= Chronic radiation syndrome =

Health problem caused by frequent doses of ionizing radiation

Chronic radiation syndrome (CRS), or chronic radiation enteritis, is a constellation of health effects of radiation that occur after months or years of chronic exposure to high amounts of radiation. Chronic radiation syndrome develops with a speed and severity proportional to the radiation dose received (i.e., it is a deterministic effect of exposure to ionizing radiation), unlike radiation-induced cancer. It is distinct from acute radiation syndrome, in that it occurs at dose rates low enough to permit natural repair mechanisms to compete with the radiation damage during the exposure period. Dose rates high enough to cause the acute form (> ~0.1 Gy/h) are fatal long before onset of the chronic form. The lower threshold for chronic radiation syndrome is between 0.7 and 1.5 Gy, at dose rates above 0.1 Gy/yr. This condition is primarily known from the Kyshtym disaster, where 66 cases were diagnosed. It has received little mention in Western literature; but see the ICRP’s 2012 Statement.

In 2013, Alexander V. Akleyev described the chronology of the clinical course of CRS while presenting at ConRad in Munich, Germany. In his presentation, he defined the latent period as being 1–5 years, and the formation coinciding with the period of maximum radiation dose. The recovery period was described as being 3–12 months after exposure ceased. He concluded that "CRS represents a systemic response of the body as a whole to the chronic total body exposure in man." In 2014, Akleyev's book "Comprehensive analysis of chronic radiation syndrome, covering epidemiology, pathogenesis, pathoanatomy, diagnosis and treatment" was published by Springer.
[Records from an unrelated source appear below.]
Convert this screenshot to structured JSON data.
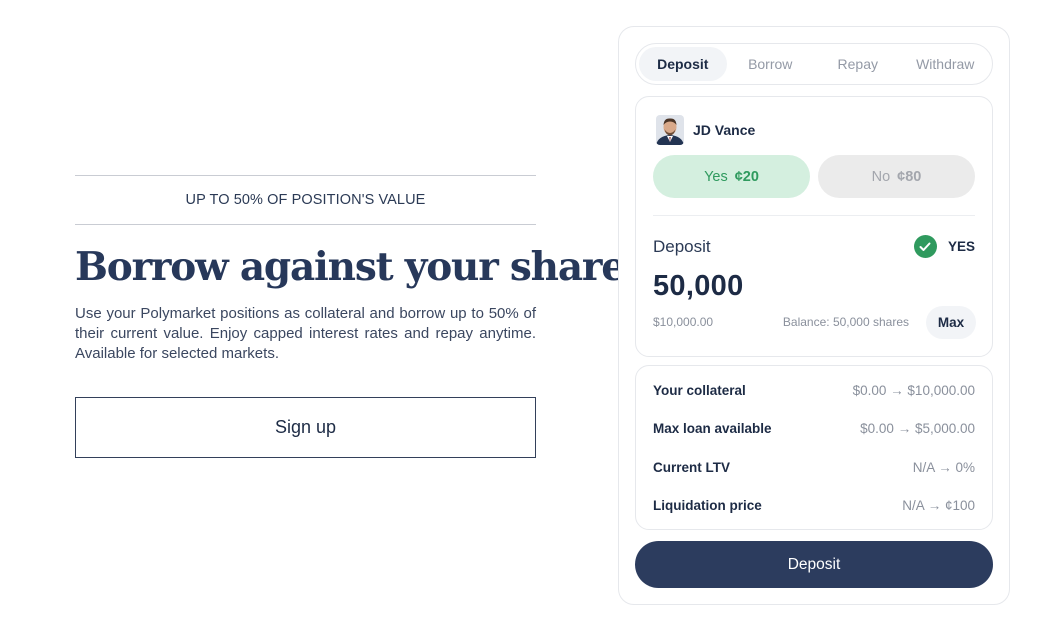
{
  "hero": {
    "eyebrow": "UP TO 50% OF POSITION'S VALUE",
    "headline": "Borrow against your shares",
    "description": "Use your Polymarket positions as collateral and borrow up to 50% of their current value. Enjoy capped interest rates and repay anytime. Available for selected markets.",
    "signup_label": "Sign up"
  },
  "tabs": [
    {
      "label": "Deposit",
      "active": true
    },
    {
      "label": "Borrow",
      "active": false
    },
    {
      "label": "Repay",
      "active": false
    },
    {
      "label": "Withdraw",
      "active": false
    }
  ],
  "market": {
    "name": "JD Vance",
    "avatar_icon": "person-avatar",
    "outcomes": {
      "yes": {
        "label": "Yes",
        "price": "¢20",
        "selected": true
      },
      "no": {
        "label": "No",
        "price": "¢80",
        "selected": false
      }
    }
  },
  "deposit": {
    "label": "Deposit",
    "side_label": "YES",
    "side_icon": "check-circle-icon",
    "amount": "50,000",
    "usd_value": "$10,000.00",
    "balance": "Balance: 50,000 shares",
    "max_label": "Max"
  },
  "stats": [
    {
      "label": "Your collateral",
      "value": "$0.00 → $10,000.00"
    },
    {
      "label": "Max loan available",
      "value": "$0.00 → $5,000.00"
    },
    {
      "label": "Current LTV",
      "value": "N/A → 0%"
    },
    {
      "label": "Liquidation price",
      "value": "N/A → ¢100"
    }
  ],
  "action_button": "Deposit",
  "colors": {
    "primary": "#2c3c5e",
    "yes_bg": "#d4efdf",
    "yes_text": "#2f9a5e",
    "no_bg": "#ebebeb",
    "text_dark": "#1d2b45",
    "text_muted": "#8a909c"
  }
}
Symptoms of chronic radiation syndrome would include, at an early stage, impaired sense of touch and smell and disturbances of the vegetative functions. At a later stage, muscle and skin atrophy and eye cataract follow, with possible fibrous formations on the skin, in case of previous radiation burns. Solid cancer or leukemia due to genetic damage may appear at any time.